11.27.2018

|

Updates

Don’t let the new year be ruined by U.S. class actions, regulatory enforcement actions, or competitor claims. Here are five ad law takeaways for brand and legal teams to consider as 2019 approaches.

  1. Watch out for more challenges to price, discount, and subscription advertising. With over 100 class actions filed in the last few years alleging false or misleading price or discount advertising, these cases will likely continue into 2019, especially in California. Retailers should make sure that their price, sale, and discount advertising programs comply with applicable state, federal, and local pricing and truth-in-advertising laws. And don’t forget to comply with state and federal laws that govern recurring, subscription-based billing programs, including the federal Restore Online Shoppers Confidence Act, California’s strict disclosure and consent requirements, Vermont’s new double-opt in requirement for certain subscription programs, and more.
  2. Establish a sensible influencer compliance program.

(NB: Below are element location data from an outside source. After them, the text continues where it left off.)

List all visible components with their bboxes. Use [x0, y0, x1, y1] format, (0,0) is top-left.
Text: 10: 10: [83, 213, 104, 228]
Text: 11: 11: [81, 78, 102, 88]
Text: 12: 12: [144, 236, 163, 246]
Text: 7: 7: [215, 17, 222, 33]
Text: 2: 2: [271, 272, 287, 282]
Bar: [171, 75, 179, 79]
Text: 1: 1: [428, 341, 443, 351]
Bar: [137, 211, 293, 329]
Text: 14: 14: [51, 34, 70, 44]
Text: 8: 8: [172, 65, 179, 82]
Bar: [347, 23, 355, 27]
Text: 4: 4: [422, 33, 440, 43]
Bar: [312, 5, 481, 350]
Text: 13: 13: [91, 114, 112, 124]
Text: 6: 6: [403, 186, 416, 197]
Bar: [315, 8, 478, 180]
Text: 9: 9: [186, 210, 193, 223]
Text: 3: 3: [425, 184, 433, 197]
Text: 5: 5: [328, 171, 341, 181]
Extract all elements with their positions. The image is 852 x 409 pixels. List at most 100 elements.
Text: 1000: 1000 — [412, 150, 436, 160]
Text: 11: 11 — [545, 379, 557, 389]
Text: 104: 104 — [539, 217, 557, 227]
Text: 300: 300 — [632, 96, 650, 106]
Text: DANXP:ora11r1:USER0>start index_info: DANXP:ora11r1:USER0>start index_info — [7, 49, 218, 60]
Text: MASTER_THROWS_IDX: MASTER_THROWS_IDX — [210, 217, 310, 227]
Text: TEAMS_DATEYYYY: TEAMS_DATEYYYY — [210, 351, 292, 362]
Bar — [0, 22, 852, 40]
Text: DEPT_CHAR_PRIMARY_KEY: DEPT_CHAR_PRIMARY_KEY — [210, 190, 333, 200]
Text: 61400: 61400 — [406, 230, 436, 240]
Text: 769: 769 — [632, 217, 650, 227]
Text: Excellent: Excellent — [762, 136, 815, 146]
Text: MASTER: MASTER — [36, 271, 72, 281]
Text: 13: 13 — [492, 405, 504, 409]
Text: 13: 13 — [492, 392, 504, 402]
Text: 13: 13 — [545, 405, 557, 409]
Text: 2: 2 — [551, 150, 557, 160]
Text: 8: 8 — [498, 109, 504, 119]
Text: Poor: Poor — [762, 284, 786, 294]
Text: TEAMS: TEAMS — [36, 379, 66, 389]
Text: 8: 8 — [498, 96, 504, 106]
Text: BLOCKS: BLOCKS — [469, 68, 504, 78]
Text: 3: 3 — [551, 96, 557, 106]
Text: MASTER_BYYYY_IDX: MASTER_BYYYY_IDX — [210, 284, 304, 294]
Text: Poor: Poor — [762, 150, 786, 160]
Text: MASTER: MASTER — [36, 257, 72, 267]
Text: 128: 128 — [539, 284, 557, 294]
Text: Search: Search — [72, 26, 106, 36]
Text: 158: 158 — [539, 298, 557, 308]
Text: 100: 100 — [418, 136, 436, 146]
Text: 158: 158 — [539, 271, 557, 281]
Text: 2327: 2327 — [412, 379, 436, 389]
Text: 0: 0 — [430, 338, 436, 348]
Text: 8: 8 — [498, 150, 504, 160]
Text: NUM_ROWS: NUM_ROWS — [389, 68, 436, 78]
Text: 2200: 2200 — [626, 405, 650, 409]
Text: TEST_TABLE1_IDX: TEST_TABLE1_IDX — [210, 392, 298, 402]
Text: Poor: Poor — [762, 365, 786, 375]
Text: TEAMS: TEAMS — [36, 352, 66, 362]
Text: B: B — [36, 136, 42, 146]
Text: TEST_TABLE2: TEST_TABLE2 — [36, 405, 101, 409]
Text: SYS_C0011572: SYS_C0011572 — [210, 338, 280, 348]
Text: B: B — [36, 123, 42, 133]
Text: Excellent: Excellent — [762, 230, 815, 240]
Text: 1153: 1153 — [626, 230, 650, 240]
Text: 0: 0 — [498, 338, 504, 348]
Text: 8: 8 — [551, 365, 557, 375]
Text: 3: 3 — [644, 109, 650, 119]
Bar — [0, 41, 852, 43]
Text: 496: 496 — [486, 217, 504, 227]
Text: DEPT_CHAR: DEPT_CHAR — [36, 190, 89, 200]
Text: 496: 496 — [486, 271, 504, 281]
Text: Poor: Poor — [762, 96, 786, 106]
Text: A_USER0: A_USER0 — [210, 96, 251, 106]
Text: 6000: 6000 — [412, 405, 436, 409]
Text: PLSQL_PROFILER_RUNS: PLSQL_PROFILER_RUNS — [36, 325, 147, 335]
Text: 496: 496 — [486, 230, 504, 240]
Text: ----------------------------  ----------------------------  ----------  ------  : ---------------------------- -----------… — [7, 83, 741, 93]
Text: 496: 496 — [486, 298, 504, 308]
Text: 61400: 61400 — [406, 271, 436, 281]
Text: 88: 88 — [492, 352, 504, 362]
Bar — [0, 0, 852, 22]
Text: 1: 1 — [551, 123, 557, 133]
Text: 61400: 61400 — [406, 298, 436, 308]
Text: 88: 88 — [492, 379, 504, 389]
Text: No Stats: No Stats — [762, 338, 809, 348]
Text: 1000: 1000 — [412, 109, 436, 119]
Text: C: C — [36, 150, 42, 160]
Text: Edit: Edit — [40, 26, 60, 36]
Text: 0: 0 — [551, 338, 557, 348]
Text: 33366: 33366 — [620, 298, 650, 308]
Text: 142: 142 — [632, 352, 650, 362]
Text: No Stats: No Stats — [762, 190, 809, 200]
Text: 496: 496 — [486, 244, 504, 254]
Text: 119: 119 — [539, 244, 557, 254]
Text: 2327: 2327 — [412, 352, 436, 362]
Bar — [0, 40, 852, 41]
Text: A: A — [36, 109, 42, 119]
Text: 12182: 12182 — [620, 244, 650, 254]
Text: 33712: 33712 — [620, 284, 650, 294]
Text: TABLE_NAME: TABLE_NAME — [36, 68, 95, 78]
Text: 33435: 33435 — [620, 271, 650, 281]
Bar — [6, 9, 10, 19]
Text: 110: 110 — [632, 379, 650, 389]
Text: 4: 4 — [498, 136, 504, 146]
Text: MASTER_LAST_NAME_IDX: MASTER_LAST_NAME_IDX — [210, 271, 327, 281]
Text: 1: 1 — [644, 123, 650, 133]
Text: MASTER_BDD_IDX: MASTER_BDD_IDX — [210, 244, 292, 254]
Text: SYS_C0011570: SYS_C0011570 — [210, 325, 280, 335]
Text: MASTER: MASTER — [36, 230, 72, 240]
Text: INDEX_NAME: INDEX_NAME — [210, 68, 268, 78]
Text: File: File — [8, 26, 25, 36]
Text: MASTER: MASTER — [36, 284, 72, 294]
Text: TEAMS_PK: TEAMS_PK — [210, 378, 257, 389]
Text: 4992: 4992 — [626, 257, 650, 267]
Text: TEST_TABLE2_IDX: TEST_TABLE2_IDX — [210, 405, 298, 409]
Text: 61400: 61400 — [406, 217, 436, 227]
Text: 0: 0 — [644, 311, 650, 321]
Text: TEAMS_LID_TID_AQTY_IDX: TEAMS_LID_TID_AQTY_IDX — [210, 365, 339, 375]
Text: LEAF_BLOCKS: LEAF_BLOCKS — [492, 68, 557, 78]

The popularity of influencers has skyrocketed over the past few years, and advertisers should have a sensible compliance program to manage these relationships and address Federal Trade Commission (FTC) truth-in-advertising requirements for influencers. Also, the practice of using computer-generated image (CGI) or robot influencers is becoming more common. While the FTC has not yet provided express guidance on CGI influencers, this tactic is subject to FTC requirements for endorsements, and an FTC spokesperson stated that posts from CGI influencers “should be identifiable as advertising.” Further, additional disclosure may be required to ensure that consumers are not misled by this form of influencer advertising, in part because a robot controlled by a company presumably cannot (currently at least) have an opinion.
  3. Use strong morals clauses. Advertisers engaging celebrities, athletes, and other talent as endorsers or spokespersons should ensure the contract’s morals clause is broad enough to permit termination of the relationship for controversies that may arise, including allegations of past wrongdoing that could harm the brand (e.g., #metoo-related allegations).     
  4. Don’t discourage honest consumer reviews. Beyond the FTC’s truth-in-advertising requirements for endorsers and influencers, the Consumer Review Fairness Act (CRFA) prohibits brands from establishing terms that (a) restrict honest reviews about the brand’s products, services, or conduct; (b) impose a penalty or fee on someone who gives a review; or (c) require people to give up intellectual property rights in the content of their reviews. The FTC brought its first enforcement action under the CRFA this year, and more enforcements are likely moving forward. Brands should make sure that their policies and terms of use comply with the CRFA, and that their review programs comply with the FTC’s requirements for endorsements. 
  5. The new FTC leadership may seek increased monetary relief in future enforcement actions. The FTC, now led by a new slate of commissioners, may place more emphasis on monetary remedies, and, where necessary to achieve that goal, work closely with other agencies such as the Consumer Financial Protection Bureau. For example, a senior attorney and speaker from the FTC recently noted at a national marketing law conference that the days of the FTC only seeking injunctive relief and monitoring may be ending, and the agency may be more likely to seek monetary remedies moving forward. This would be a major shift for the agency. Brands should take note and consult with knowledgeable marketing and consumer protection law counsel to ensure that they have their advertising compliance programs in order.